Recreating Karachi: Artist encloses miniatures of city’s surmounting monuments into snow globes

Artist Madiha Sikander portrays her hometown through her craft making, painting.

Hifza Jillani September 28, 2013
snow globe of Cheel Chowk for Rs8,000 are part of Madiha Sikander’s exhibition. PHOTO COURTESY KOEL GALLERY


Artist Madiha Sikander recreated her home - Karachi - by crafting and drawing perspectives from feelings about insecurity, freedom and family at her show in Koel Gallery.

The artist breathed life into Karachi’s historical monuments by crafting them into miniature form and enclosing them in glass snow globes. Her snow globes range from miniature Teen Talwar, Mukka Chowk, Cheel Chowk to small dinosaurs.

In her paintings the matters are different. She draws her own version of a Karachiite man - a brawn and muscular man- in her painting ‘Mr Karachi’. She has also painted her sister wearing a swimsuit passed down in her family through generations in ‘Time we spent’.

Another painting, ‘No ordinary love’, shows a child from Lyari holding an imaginary gun and aiming to shoot.

Sikander, talking to The Express Tribune, said that the snow globes were her way of displaying gigantic and surmounting monuments of Karachi into something innocent and beautiful. “Now, they look perfectly fine to me. At least they don’t look that scary anymore,” she chuckles.

Preserving history through monuments

For her, monuments all over the world enshrine the conscience of people or civilisation. In Turkey, water is given specific importance as you can see fountains everywhere on the streets. Egypt has encapsulated all of its history in its monuments. In Karachi, however, the monuments hold the streak of violence, power struggle and elements of mightiness and haughtiness, she added.

“Passing through the streets of Lyari, you will see huge iron gates with faces of Bhutto family. Did they make the gates so that we could look at their faces?” she asked.

The Mukka Chowk is not a Muttahida Qaumi Movement’s monument, but a relic of Liaquat Ali Khan, she said, adding that the monument has been hijacked and clearly exhibits an aura of ‘overt power’.

She said these monuments leave a psychological impact on passers-by. “Outside schools we see monuments of cannons, aircraft and missiles. Are we all about that?” she questioned, adding that monuments should demonstrate positivity.

When asked by The Express Tribune if she had an option of replacing the monuments, she said, “I would have preferred statues of human beings rather than these ugly symbols used by politicians who have been ransacking my city.”

Responded to the question of why she chose to enclose small monuments into snow globes, she said, “I have always had an obsession with snow globes, and in these snow globes I have tried to trivialise the things that surmount us [monuments] by making them into toys.”

Aliyah Ashraf, a photographer by passion and a lawyer by profession, said that the painting of ‘Mr Karachi’ quite aptly describes the dwellers of the city. “It portrays exactly the reality of our society.
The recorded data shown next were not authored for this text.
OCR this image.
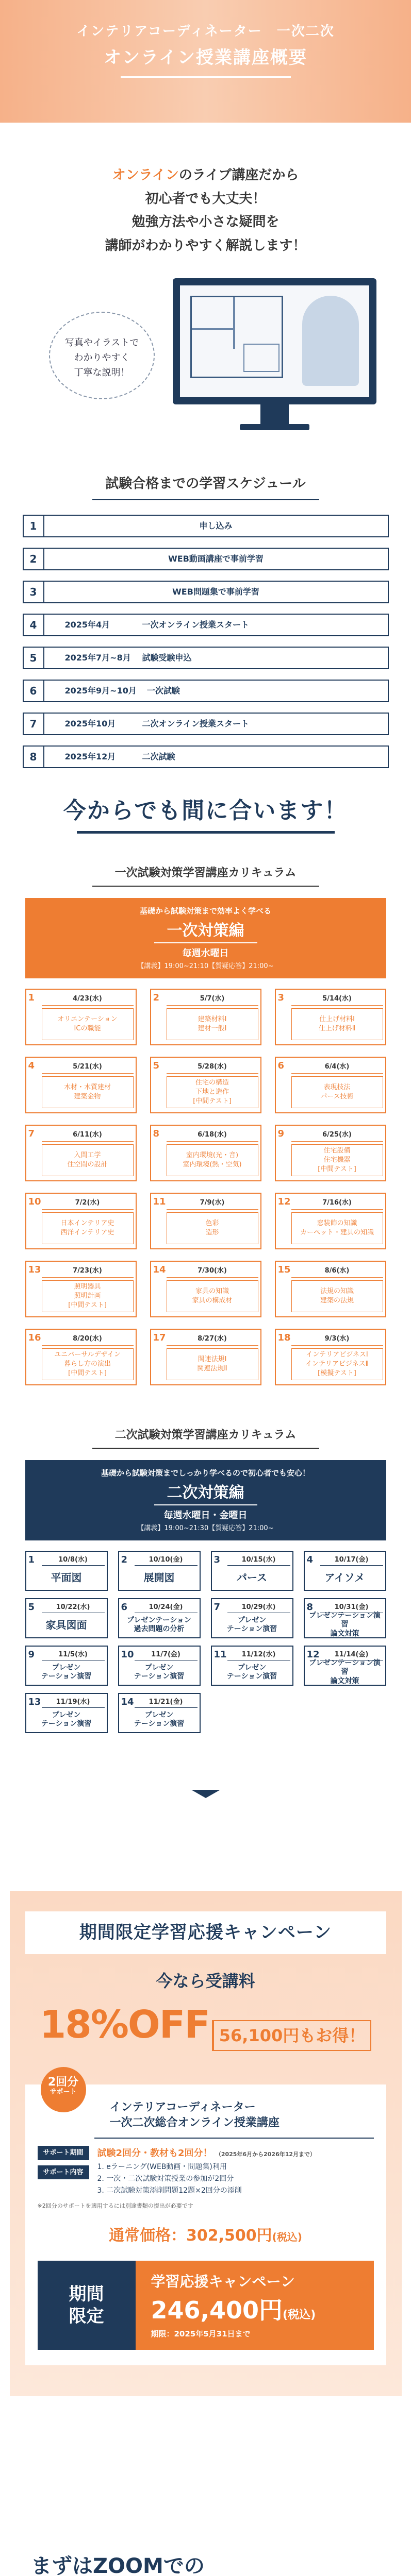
インテリアコーディネーター　一次二次
オンライン授業講座概要
オンラインのライブ講座だから
初心者でも大丈夫！
勉強方法や小さな疑問を
講師がわかりやすく解説します！
写真やイラストで
わかりやすく
丁寧な説明！
試験合格までの学習スケジュール
1	申し込み
2	WEB動画講座で事前学習
3	WEB問題集で事前学習
4	2025年4月	一次オンライン授業スタート
5	2025年7月~8月 試験受験申込
6	2025年9月~10月 一次試験
7	2025年10月	二次オンライン授業スタート
8	2025年12月	二次試験
今からでも間に合います！
一次試験対策学習講座カリキュラム
基礎から試験対策まで効率よく学べる
一次対策編
毎週水曜日
【講義】19:00~21:10【質疑応答】21:00~
1	4/23(水)
オリエンテーション
ICの職能
2	5/7(水)
建築材料Ⅰ
建材一般Ⅰ
3	5/14(水)
仕上げ材料Ⅰ
仕上げ材料Ⅱ
4	5/21(水)
木材・木質建材
建築金物
5	5/28(水)
住宅の構造
下地と造作
[中間テスト]
6	6/4(水)
表現技法
パース技術
7	6/11(水)
入間工学
住空間の設計
8	6/18(水)
室内環境(光・音)
室内環境(熱・空気)
9	6/25(水)
住宅設備
住宅機器
[中間テスト]
10	7/2(水)
日本インテリア史
西洋インテリア史
11	7/9(水)
色彩
造形
12	7/16(水)
窓装飾の知識
カーペット・建具の知識
13	7/23(水)
照明器具
照明計画
[中間テスト]
14	7/30(水)
家具の知識
家具の構成材
15	8/6(水)
法規の知識
建築の法規
16	8/20(水)
ユニバーサルデザイン
暮らし方の演出
[中間テスト]
17	8/27(水)
関連法規Ⅰ
関連法規Ⅱ
18	9/3(水)
インテリアビジネスⅠ
インテリアビジネスⅡ
[模擬テスト]
二次試験対策学習講座カリキュラム
基礎から試験対策までしっかり学べるので初心者でも安心！
二次対策編
毎週水曜日・金曜日
【講義】19:00~21:30【質疑応答】21:00~
1	10/8(水)
平面図
2	10/10(金)
展開図
3	10/15(水)
パース
4	10/17(金)
アイソメ
5	10/22(水)
家具図面
6	10/24(金)
プレゼンテーション
過去問題の分析
7	10/29(水)
プレゼン
テーション演習
8	10/31(金)
プレゼンテーション演習
論文対策
9	11/5(水)
プレゼン
テーション演習
10	11/7(金)
プレゼン
テーション演習
11	11/12(水)
プレゼン
テーション演習
12	11/14(金)
プレゼンテーション演習
論文対策
13	11/19(水)
プレゼン
テーション演習
14	11/21(金)
プレゼン
テーション演習
期間限定学習応援キャンペーン
今なら受講料
18%OFF 56,100円もお得！
2回分
サポート
インテリアコーディネーター
一次二次総合オンライン授業講座
サポート期間
サポート内容
試験2回分・教材も2回分！ （2025年6月から2026年12月まで）
1. eラーニング(WEB動画・問題集)利用
2. 一次・二次試験対策授業の参加が2回分
3. 二次試験対策添削問題12題×2回分の添削
※2回分のサポートを適用するには別途書類の提出が必要です
通常価格：302,500円(税込)
期間
限定
学習応援キャンペーン
246,400円(税込)
期限：2025年5月31日まで
まずはZOOMでの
The men like to pretend that they are not into bodybuilding, but in truth they all want to impress women with their physiques,” she told The Express Tribune.

The owner of Koel Gallery, Noor Jehan Bilgarami, while praising Sikander’s work, said, “She has such skilled hands. There is something exquisitely delicate about her work, which gives you a serene feeling with minimalistic character.”  The owner of Ram Studios and restaurant Sattar Baksh, Rizwan Ahmad Malik, told The Express Tribune, “It’s the artist’s perspective, who looked at something ordinary and turned it into an expression. We have grown up seeing these monuments, it’s amazing to see them on a miniature scale.”  The exhibition, which opened on Friday, will run till October 6.

Published in The Express Tribune, September 29th, 2013.